If you plan to sleep in your vehicle regularly, consider making a sleeping platform or modifications to make it as comfortable as possible.
Those who drive a van or SUV will likely have plenty of space and potential for making modifications to help you sleep soundly in your car. You can find some pretty incredible car camping conversions in the nomad community.
DIY Window Coverings
Since you may end up sleeping in public, you still want some privacy. Creating DIY window covers can help increase your privacy and avoid uncomfortable glances as people walk past your vehicle.
You can also purchase Reflectix foil insulation and cut it to size for each of your windows. These work great because they’re lightweight and make it easier to control the climate inside your vehicle while providing you with privacy. They don’t cost too much, and you can easily store them when not in use.
Wear Layers If It’s Going to Be Cold
If you need to sleep in your vehicle in cold weather, wear layers while you try to sleep. Wear thick socks and a stocking cap, and consider putting on gloves. You can’t keep your car running with the heater on all night, so make sure to bundle up.
It’s better to over-prepare for the cold and take off items than to find yourself underprepared and to shiver the entire night. You’ll likely find it hard to get any quality sleep in the cold.
What Is the Safest Place to Sleep in Your Car?
If you stay in an area that allows overnight parking, Walmarts and Cracker Barrels are some of the safest options. They typically have lights, security cameras, and enough traffic driving by that criminals will think twice about messing with you. However, other popular options include hospitals, fitness centers, and truck stops.

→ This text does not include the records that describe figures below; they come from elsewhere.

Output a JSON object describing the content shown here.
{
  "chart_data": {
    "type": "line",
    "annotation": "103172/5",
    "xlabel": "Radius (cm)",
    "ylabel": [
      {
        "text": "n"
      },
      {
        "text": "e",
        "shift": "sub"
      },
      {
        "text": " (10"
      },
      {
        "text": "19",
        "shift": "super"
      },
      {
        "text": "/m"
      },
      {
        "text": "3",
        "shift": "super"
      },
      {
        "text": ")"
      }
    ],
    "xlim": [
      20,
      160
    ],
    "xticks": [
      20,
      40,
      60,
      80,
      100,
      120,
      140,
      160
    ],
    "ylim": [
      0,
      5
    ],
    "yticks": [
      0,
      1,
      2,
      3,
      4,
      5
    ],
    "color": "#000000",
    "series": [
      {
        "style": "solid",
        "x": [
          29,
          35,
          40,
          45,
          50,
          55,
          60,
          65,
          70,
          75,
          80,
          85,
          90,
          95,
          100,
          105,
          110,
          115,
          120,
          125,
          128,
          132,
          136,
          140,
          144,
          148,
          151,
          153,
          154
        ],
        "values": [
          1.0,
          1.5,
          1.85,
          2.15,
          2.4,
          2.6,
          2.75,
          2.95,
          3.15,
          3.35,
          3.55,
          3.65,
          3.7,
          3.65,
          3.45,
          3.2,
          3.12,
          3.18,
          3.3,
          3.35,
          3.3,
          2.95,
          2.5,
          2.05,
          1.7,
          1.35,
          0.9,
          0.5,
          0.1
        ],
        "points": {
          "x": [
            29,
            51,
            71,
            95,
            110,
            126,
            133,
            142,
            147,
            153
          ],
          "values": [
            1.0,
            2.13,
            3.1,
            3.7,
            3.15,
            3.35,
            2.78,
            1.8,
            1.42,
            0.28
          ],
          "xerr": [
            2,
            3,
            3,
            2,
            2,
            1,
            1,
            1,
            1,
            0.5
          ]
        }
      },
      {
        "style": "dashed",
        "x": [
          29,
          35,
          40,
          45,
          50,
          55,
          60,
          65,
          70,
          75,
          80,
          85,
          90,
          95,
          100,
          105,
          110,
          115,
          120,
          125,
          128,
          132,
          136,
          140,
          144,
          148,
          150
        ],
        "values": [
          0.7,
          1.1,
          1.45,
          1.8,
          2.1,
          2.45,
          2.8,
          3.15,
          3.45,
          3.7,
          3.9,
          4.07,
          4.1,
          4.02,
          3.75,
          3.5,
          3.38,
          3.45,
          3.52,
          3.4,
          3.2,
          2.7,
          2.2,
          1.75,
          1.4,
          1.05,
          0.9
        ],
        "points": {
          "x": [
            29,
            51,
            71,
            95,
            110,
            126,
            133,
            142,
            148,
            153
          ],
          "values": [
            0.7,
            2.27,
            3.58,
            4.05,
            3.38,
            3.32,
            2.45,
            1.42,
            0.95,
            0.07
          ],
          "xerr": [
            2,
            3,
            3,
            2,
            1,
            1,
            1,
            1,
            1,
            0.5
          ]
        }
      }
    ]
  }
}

Pro Tip: Unsure if car camping in a public space is right for you? Check out these 5 Reasons to Avoid Overnight Parking.
Is Sleeping in Your Car Worth It?
While your car isn’t a five-star hotel, it’ll do the job in a pinch. Sometimes you do what you must when you need to rest while traveling.
Hotels and campgrounds can be expensive and difficult to get, especially if you only need a few hours of sleep before hitting the road. If you take the proper steps and do what you can to make it as comfortable as possible, it can work out great.